Under Part B, Medicare pays physicians a fixed amount that is set annually by a series of factors tied to defined economic indices. This amount merely determines which portion of the total pot each specialty and each individual physician will get. As an example, my own fees under Medicare are currently about 30% less than my individually determined fees for patients not eligible for Medicare.

When the first set of prospective figures for practice expenses for psychiatry was distributed, practitioners of psychiatry would have lost about 5% from Medicare fees. Truly magnificent staff work in analyzing the data by the American Psychiatric Association's Division of Government Relations and the judicious use of consultants convinced the HCFA to propose a 4% increase in the practice expense component for psychiatric fees. Additional refinements to the numbers, already sent to HCFA, may add slightly more. If a psychiatrist had an exclusively Medicare practice, these changes translate into about $15,000 of added gross income per year.

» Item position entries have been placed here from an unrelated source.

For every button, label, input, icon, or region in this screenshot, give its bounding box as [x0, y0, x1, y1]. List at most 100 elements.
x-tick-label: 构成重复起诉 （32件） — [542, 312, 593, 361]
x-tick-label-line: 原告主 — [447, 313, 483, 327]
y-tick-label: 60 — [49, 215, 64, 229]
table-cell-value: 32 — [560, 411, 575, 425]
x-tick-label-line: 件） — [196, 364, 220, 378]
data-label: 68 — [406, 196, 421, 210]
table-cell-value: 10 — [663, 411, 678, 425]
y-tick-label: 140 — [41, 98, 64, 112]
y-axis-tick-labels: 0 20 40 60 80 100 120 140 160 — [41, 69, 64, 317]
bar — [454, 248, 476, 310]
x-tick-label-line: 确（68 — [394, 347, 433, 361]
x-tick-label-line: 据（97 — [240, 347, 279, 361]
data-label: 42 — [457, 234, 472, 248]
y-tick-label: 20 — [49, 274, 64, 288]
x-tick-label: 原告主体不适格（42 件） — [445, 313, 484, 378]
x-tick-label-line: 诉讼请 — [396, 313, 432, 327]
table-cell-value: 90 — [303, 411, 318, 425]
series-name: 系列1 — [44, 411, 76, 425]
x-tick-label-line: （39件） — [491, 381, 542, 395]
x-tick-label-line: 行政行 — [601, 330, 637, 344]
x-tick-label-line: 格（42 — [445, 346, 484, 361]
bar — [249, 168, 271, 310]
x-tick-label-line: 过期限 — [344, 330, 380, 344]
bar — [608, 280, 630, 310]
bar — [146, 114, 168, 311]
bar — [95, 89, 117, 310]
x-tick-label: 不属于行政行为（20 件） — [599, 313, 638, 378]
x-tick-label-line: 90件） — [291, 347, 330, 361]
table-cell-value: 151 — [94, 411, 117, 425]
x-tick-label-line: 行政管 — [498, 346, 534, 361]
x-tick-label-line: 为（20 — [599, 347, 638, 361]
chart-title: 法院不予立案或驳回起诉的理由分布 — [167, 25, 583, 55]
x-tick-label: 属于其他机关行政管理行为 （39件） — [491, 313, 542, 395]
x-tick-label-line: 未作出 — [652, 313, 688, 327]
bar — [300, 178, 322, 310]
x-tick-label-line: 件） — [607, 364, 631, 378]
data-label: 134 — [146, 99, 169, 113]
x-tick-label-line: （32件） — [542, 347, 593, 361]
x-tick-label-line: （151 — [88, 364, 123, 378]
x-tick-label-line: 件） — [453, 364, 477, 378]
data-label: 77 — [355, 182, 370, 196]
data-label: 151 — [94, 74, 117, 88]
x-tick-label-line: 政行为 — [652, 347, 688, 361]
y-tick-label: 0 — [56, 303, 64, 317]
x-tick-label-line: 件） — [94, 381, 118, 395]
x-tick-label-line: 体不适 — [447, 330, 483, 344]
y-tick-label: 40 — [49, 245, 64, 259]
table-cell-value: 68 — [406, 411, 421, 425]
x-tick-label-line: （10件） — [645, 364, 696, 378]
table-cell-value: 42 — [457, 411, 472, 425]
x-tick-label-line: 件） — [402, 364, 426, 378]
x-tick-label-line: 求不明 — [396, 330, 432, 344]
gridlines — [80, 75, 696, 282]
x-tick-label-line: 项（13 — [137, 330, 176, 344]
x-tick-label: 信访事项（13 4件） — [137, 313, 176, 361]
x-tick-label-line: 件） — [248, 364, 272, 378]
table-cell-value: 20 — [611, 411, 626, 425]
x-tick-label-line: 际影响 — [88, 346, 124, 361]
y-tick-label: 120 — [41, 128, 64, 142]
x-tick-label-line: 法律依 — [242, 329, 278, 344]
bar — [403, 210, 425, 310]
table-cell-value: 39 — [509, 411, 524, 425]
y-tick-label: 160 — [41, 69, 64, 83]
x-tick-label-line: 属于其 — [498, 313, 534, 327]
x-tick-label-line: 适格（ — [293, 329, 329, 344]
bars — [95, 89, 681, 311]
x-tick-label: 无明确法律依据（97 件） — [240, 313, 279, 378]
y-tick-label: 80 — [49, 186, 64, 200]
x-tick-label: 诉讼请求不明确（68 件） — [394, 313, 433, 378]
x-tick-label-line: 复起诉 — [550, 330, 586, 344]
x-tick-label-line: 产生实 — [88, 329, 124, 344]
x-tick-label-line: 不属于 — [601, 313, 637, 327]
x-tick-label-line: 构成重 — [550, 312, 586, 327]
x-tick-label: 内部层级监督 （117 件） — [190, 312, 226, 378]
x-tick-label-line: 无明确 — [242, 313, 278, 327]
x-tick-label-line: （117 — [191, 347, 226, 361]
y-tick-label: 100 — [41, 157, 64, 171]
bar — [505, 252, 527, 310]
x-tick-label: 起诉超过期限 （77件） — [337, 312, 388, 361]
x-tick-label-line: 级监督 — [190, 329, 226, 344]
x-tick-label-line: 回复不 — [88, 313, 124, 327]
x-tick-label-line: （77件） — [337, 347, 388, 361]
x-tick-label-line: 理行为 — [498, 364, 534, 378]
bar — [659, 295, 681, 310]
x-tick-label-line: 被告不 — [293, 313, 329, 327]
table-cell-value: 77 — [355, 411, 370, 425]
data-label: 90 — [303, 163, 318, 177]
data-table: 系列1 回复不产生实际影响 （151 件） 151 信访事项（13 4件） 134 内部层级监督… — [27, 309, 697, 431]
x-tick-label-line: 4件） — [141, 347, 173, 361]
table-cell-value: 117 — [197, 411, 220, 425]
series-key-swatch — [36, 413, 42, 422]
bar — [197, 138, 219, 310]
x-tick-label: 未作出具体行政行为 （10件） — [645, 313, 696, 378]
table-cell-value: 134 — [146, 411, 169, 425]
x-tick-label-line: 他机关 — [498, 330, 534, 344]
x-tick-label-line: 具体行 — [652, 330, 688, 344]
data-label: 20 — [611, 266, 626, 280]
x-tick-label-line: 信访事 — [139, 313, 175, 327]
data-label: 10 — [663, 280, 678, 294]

Whenever someone complains to me that organized medicine and organized psychiatry are doing nothing for them, I give the person that figure. Just in terms of money in the pocket, it is far more than the dues paid to the organization. And the effect is solely the result of a great deal of staff time and effort, and the additional work of a few who apparently enjoy trying to make some sense out of this perverse and bizarre world of fees, codes and reimbursements.